It’s a moral crisis, and it’s the title for our interview with author and Hoover Institute Fellow Peter Schweizer. “I would say some of the biggest enemies of the free market today in America are big corporations,” declares Schweizer.

Jordan Ballor looks at two different versions of religious liberty that expresses freedom from religion that was modeled in the French Revolution and freedom for religion within America’s revolution in his feature, “Principle and Prudence.” The article was also published in Renewing Minds, a publication of Union University.

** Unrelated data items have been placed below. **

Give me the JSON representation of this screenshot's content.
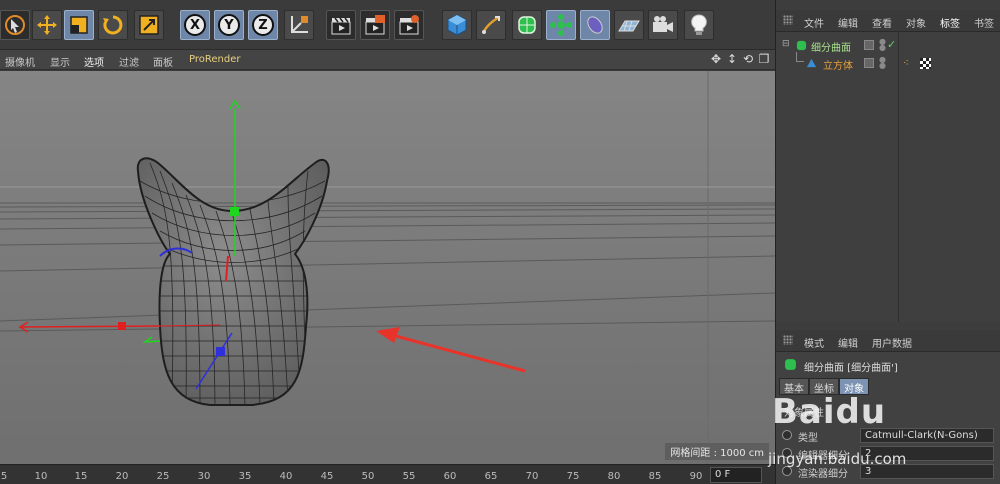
{
  "viewport_menu": {
    "items": [
      "摄像机",
      "显示",
      "选项",
      "过滤",
      "面板",
      "ProRender"
    ]
  },
  "viewport": {
    "grid_spacing": "网格间距 : 1000 cm"
  },
  "timeline": {
    "ticks": [
      "5",
      "10",
      "15",
      "20",
      "25",
      "30",
      "35",
      "40",
      "45",
      "50",
      "55",
      "60",
      "65",
      "70",
      "75",
      "80",
      "85",
      "90"
    ],
    "frame_value": "0 F"
  },
  "object_manager": {
    "menu": [
      "文件",
      "编辑",
      "查看",
      "对象",
      "标签",
      "书签"
    ],
    "objects": [
      {
        "name": "细分曲面",
        "color": "#a6e08a"
      },
      {
        "name": "立方体",
        "color": "#e8a23c"
      }
    ]
  },
  "attribute_manager": {
    "menu": [
      "模式",
      "编辑",
      "用户数据"
    ],
    "object_title": "细分曲面 [细分曲面']",
    "tabs": [
      "基本",
      "坐标",
      "对象"
    ],
    "section": "对象属性",
    "properties": [
      {
        "label": "类型",
        "value": "Catmull-Clark(N-Gons)"
      },
      {
        "label": "编辑器细分",
        "value": "2"
      },
      {
        "label": "渲染器细分",
        "value": "3"
      }
    ]
  },
  "watermark": {
    "brand": "Baidu",
    "url": "jingyan.baidu.com"
  },
  "colors": {
    "accent_active": "#6e86a8",
    "viewport_bg": "#7a7a7a",
    "axis_y": "#1dd61d",
    "axis_x": "#e02020",
    "axis_z": "#2f2fdc",
    "annotation_arrow": "#e8332a"
  }
}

Stephen Schmalhofer offers a review of Sam Gregg’s Becoming Europe. There is also an excerpt of Faithful in All God’s House titled “Work and Play” by Gerard Berghoef and Lester DeKoster. Faithful in All God’s House is newly edited and reissued by Christian’s Library Press. The book was originally published as God’s Yardstick in 1982.

The “In The Liberal Tradition” figure is Clare Boothe Luce. Kris Mauren, Acton’s executive director, offers an important explanation on why R&L publishes the “In the Liberal Tradition.”

You can read more about the issue in my editor’s notes and be sure to check out all of the content here.

  • RogerMcKinney

    “I would say some of the biggest enemies of the free market today in America are big corporations,” declares Schweizer.

    That has always been true. Adam Smith warned against it. Businessmen support free markets when their competitors might get a government benefit, but will throw free markets under the bus if they can get a favor.

  • RogerMcKinney

    I wouldn’t call it crony-capitalism. The socialist media coined the term in order to disparage capitalism. We haven’t had capitalism in the US since at least 1929. It would be more accurate to call the system crony-socialism, but that would be redundant.

    • RayNothstine

      Roger, in the interview Peter Schweizer agrees with your assessment. He uses the word “cronyism.”

      • RogerMcKinney

        Yeah I noticed he dropped “capitalism” from “crony” a few times. I think we should just call it what it is – corruption. It’s third-world banana republic style corruption.

        • RayNothstine

          I think one of the main reasons we decided to go with crony capitalism is for search purposes and recognition. Your point is a valid one and something we certainly thought a lot about. I think it was Jack Welch who referred to some of the goings on in the WH as “Chicago-style chicanery.”